Hindu historical awareness

            This work summarizes some relevant information relating to the temple-mosque controversy over the site known since time immemorial as Ramajanmabhumi. In addition, it also brings into focus what may be seen as the real issues involved — issues that have been obscured by the cloud of controversy surrounding it. Upon carefully examining it, the reader will discover that the dispute is not so much about the right of possession to the ancient site known as Ramajanmabhumi as it is over the version of history that is sought to be imposed on the people of India. It is a serious contraction of the scope and meaning of the Ayodhya episode of December 6, 1992 to treat it as a dispute over a piece of land, and brick and mortar; the dispute really is part of a struggle being waged by an ancient people to recover their own history from the clutches of imperial interests. This is what I have tried to highlight in the present document.

            It is therefore a serious error to treat the demolition of the Babri Masjid as a mere retribution for the temple destructions by Islamic vandals going back a thousand years. That would place the Islamic vandals and the kar sevaks on the same moral plane which I see as a historic error — for what the kar sevaks were trying to recover was not merely the disputed structure built over their sacred site, but the true history of their land.

            Looking at it in the context of de-colonization of the Hindu mind, V.S. Naipaul is right in seeing the demolition as a symbol of rising historical awareness on the part of the Hindus. Hindus have recognized that the Babri Masjid was never intended as a place of worship; it was a symbol pure and simple of the victory of Islamic imperialism over the Hindu Civilization. This is what I have tried to highlight in this volume.

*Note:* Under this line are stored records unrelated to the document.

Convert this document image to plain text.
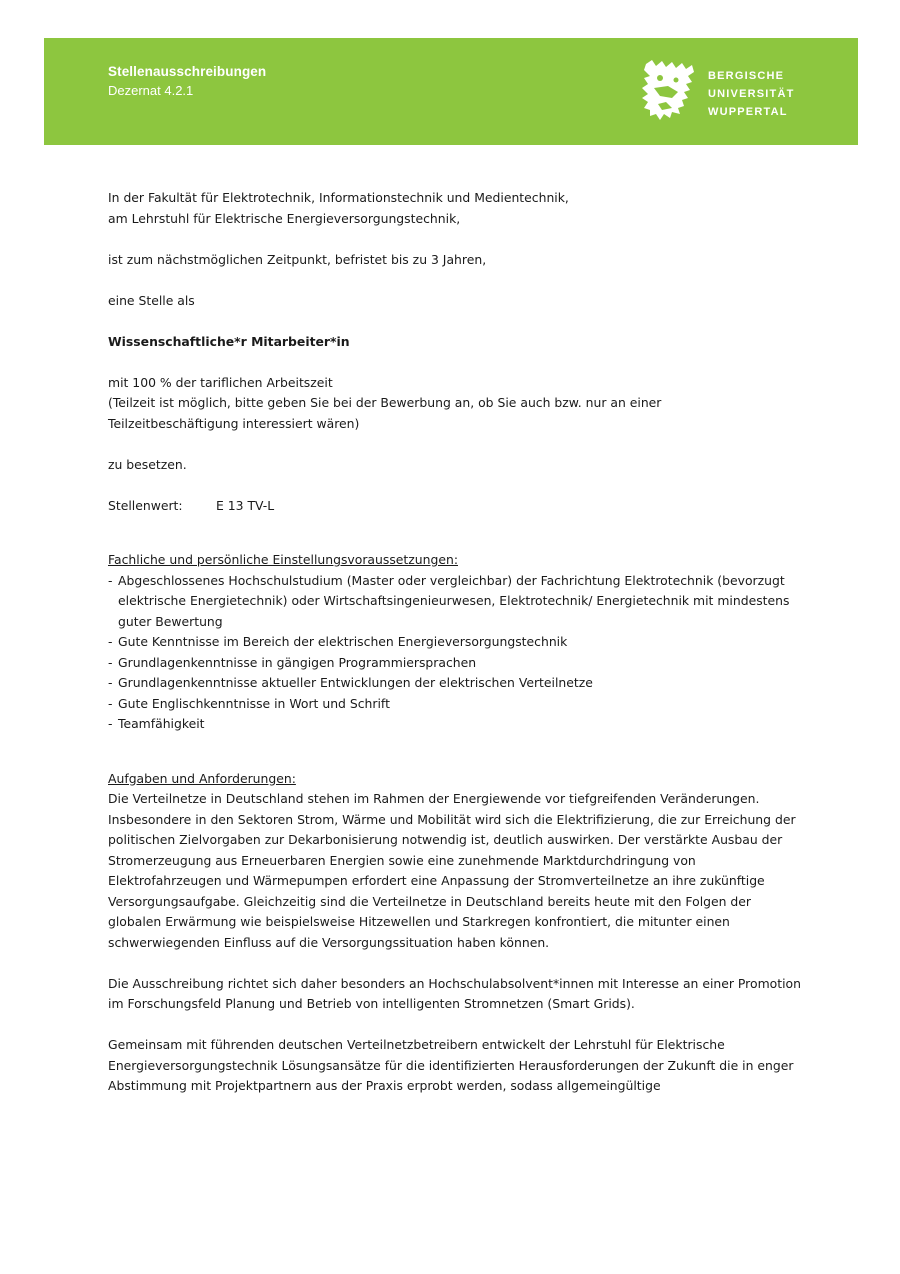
Stellenausschreibungen
Dezernat 4.2.1
BERGISCHE
UNIVERSITÄT
WUPPERTAL

In der Fakultät für Elektrotechnik, Informationstechnik und Medientechnik,

am Lehrstuhl für Elektrische Energieversorgungstechnik,

ist zum nächstmöglichen Zeitpunkt, befristet bis zu 3 Jahren,

eine Stelle als

Wissenschaftliche*r Mitarbeiter*in

mit 100 % der tariflichen Arbeitszeit

(Teilzeit ist möglich, bitte geben Sie bei der Bewerbung an, ob Sie auch bzw. nur an einer

Teilzeitbeschäftigung interessiert wären)

zu besetzen.

Stellenwert:	E 13 TV-L

Fachliche und persönliche Einstellungsvoraussetzungen:

- Abgeschlossenes Hochschulstudium (Master oder vergleichbar) der Fachrichtung Elektrotechnik (bevorzugt elektrische Energietechnik) oder Wirtschaftsingenieurwesen, Elektrotechnik/ Energietechnik mit mindestens guter Bewertung
- Gute Kenntnisse im Bereich der elektrischen Energieversorgungstechnik
- Grundlagenkenntnisse in gängigen Programmiersprachen
- Grundlagenkenntnisse aktueller Entwicklungen der elektrischen Verteilnetze
- Gute Englischkenntnisse in Wort und Schrift
- Teamfähigkeit

Aufgaben und Anforderungen:

Die Verteilnetze in Deutschland stehen im Rahmen der Energiewende vor tiefgreifenden Veränderungen. Insbesondere in den Sektoren Strom, Wärme und Mobilität wird sich die Elektrifizierung, die zur Erreichung der politischen Zielvorgaben zur Dekarbonisierung notwendig ist, deutlich auswirken. Der verstärkte Ausbau der Stromerzeugung aus Erneuerbaren Energien sowie eine zunehmende Marktdurchdringung von Elektrofahrzeugen und Wärmepumpen erfordert eine Anpassung der Stromverteilnetze an ihre zukünftige Versorgungsaufgabe. Gleichzeitig sind die Verteilnetze in Deutschland bereits heute mit den Folgen der globalen Erwärmung wie beispielsweise Hitzewellen und Starkregen konfrontiert, die mitunter einen schwerwiegenden Einfluss auf die Versorgungssituation haben können.

Die Ausschreibung richtet sich daher besonders an Hochschulabsolvent*innen mit Interesse an einer Promotion im Forschungsfeld Planung und Betrieb von intelligenten Stromnetzen (Smart Grids).

Gemeinsam mit führenden deutschen Verteilnetzbetreibern entwickelt der Lehrstuhl für Elektrische Energieversorgungstechnik Lösungsansätze für die identifizierten Herausforderungen der Zukunft die in enger Abstimmung mit Projektpartnern aus der Praxis erprobt werden, sodass allgemeingültige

            At the same time, the historical facts about the existence or non-existence of previous temples at the site, and the record of their destruction are very much part of this struggle. This too I have tried to bring to light by presenting the relevant information from literary, archaeological and epigraphic sources. My goal in all this is to enable everyone to see the true historical facts behind the struggle, free from the propaganda and misinformation that has plagued the field so far. Unless we have a true picture of the historical facts, we have little chance of finding our way out of the present impasse.


Islamic view of history

            In spite of the enormous volume of writing that has appeared on Ayodhya, a central theme that runs through the dispute has not been sufficiently highlighted; this theme is the effort to impose the Islamic view of history not only on the Ayodhya dispute, but on all of Indian history. The Islamic view holds that the history of any place begins with its Muslim takeover, and nothing that took place before the takeover is of any account. According this version, the demolition of the Babri Masjid is a crime, but the destruction of previous temples at the site (or anywhere else) is of no account.

            It is this version of history that has been imposed on countries conquered by Islam — countries like Arabia, Iran and Afghanistan. It is this version that Islamic warriors sought to impose on India also for several centuries but failed. (But this is the version taught at Islamic institutions in India, like the madrasahs and even the Aligarh Muslim University.) The Indian Muslim leaders and their allies calling themselves ‘Secularists’ are fighting to see this version prevail, while the Hindus are fighting to preserve their own history and tradition. Ayodhya is a symbol of this struggle for history.

            I see the present work as a small effort aimed at highlighting the following: (1) the true facts of history relating to Ayodhya; (2) the struggle for the recovery of their history that lies behind the temple-mosque dispute; and (3) understanding the consequences of hasty actions by reacting to transient passions and political compulsions, while failing to take note of the course of history. The key fact to note is that the events of December 6, 1992 do not stand alone; they are part of the history of the struggle being waged between exclusivism and pluralism going back a thousand years. The stakes in this for the people of India are enormous. We ignore it only at our peril.